Al bueno de Federico Martí se le llena la casa de vivos la noche de difuntos. Perdió su mediocre existencia una de éstas, en un oscuro callejón donde no hubo truco ni trato. El ladrón se lo llevó todo, la bolsa y la vida, enmascarado bajo una capucha negra con sonrisa blanca.
A partir de ese encuentro aciago, se convirtió en criador de malvas en un estrecho local de la calle 20, columna 15, 3ª planta, del distrito Este del Cementerio General, dirección poco transitada salvo cada año por estas fechas. A su asesino tampoco le aprovechó mucho la captura de tan magra cartera y, a los cuatro días, lo empapeló la pasma intentando repetir el golpe con otro desgraciado. Le cayeron media docena de años, que se convirtieron en cuatro por buena conducta.
Cuando se acerca la medianoche del último día de octubre, una pandilla de imbéciles se acerca a rezar estupideces a la vecina del 4º, una excéntrica nigromante que murió de infarto pocas horas después de Fede, durante una sesión de güija con más ruidos de los programados. Los conjuros, emitidos para convocar a la desgraciada bruja, provocarían la carcajada del más triste de los humanos, y sin embargo, no consiguen más que una marea de sugestión en los convocados, capaces de extraer mensajes ocultos de cualquier aleteo de búho hambriento.
Para mayor desgracia, este mes pasado ha tenido, en horario diurno eso sí, la visita de los albañiles, encargados de colocar una columna más a la izquierda de la suya. De las inevitables obras ya no se libran ni los lugares más sagrados, se lamentan los fiambres. Aunque todo se hace para bien. Las nuevas celdas les amortiguarán ruidos, a cambio de unos vecinos de lo más silencioso.
Mientras llegan puntuales los visitantes a la calle 20, allá en la ciudad, donde todas las vías tienen nombre -la mayoría de residentes en éste y otros camposantos- el asesino del protagonista celebra su primer permiso penitenciario, con unos tirillos adquiridos a precio módico, una mierda algo mejor de la que pasan en la trena, porque con algo hay que celebrarlo.
Envalentonado con la coca, no se le ocurre otra mejor que comprobar si su antiguo oficio se le ha olvidado. Y además, para más emoción, con un par de chavales de dos metros, vestidos de calavera. La cosa se complica cuando aparecen media docena más de huesitos, dispuestos a rajarle de arriba abajo. Y aunque lo consiguen, un par de ellos se lleva también palmo y medio de navaja entre varias costillas.

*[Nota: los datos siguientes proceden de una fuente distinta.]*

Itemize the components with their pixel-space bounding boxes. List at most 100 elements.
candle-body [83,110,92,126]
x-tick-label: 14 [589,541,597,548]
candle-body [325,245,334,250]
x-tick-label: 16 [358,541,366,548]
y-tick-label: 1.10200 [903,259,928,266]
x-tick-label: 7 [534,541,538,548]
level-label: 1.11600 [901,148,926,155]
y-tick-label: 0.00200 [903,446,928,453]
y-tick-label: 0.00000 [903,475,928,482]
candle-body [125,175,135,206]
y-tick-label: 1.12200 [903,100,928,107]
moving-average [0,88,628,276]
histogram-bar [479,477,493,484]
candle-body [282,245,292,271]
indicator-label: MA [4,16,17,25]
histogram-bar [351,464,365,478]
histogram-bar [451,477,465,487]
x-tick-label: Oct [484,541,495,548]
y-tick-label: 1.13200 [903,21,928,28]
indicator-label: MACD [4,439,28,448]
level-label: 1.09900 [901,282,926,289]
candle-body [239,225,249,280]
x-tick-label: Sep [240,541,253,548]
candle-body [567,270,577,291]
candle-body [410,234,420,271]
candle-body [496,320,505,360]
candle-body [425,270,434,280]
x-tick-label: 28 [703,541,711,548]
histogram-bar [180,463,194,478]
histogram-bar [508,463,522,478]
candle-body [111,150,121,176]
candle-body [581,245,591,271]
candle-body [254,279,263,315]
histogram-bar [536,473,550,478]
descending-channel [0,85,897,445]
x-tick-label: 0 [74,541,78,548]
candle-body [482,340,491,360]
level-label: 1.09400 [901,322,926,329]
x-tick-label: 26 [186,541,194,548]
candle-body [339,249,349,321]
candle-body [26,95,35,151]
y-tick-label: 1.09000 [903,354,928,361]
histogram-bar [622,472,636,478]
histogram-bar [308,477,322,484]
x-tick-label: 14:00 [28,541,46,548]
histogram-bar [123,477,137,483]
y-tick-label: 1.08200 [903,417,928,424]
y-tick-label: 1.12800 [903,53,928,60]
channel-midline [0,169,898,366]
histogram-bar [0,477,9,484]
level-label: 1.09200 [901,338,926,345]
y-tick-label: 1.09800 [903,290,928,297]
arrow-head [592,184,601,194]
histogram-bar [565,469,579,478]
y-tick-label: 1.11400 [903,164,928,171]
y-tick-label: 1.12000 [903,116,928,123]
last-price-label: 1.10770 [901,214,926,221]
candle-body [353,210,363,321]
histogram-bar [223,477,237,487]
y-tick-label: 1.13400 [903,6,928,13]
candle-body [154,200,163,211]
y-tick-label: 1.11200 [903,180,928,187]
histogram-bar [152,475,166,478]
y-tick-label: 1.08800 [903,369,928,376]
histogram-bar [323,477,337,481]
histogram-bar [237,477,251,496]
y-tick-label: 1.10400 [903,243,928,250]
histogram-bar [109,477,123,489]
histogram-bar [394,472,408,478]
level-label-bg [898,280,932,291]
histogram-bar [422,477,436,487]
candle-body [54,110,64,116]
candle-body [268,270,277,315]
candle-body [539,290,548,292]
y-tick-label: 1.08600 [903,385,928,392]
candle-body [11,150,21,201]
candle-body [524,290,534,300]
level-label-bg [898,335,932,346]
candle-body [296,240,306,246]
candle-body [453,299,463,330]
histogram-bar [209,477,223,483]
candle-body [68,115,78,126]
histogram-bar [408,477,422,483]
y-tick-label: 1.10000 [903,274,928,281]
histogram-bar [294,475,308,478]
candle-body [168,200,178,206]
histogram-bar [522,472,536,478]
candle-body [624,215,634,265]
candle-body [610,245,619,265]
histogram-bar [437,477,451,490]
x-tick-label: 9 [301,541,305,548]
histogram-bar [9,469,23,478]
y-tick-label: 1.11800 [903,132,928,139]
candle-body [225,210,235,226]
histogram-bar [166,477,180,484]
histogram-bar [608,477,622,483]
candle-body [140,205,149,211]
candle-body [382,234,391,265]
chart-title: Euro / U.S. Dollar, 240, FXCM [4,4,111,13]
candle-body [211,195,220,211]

Al día siguiente, a Don Federico casi se le llena de vecinos la columna de los nuevos adosados, con la mala suerte de quedar, pared con pared, con el mismo que le envió a su actual residencia. Entre éste, la vidente, los acólitos de la misma y los albañiles, ¡vaya semanita! Y menudo futuro que le espera. Estaría de lo más deprimido el hombre, si no fuera porque es de buen conformar. Y porque esta muerto, claro.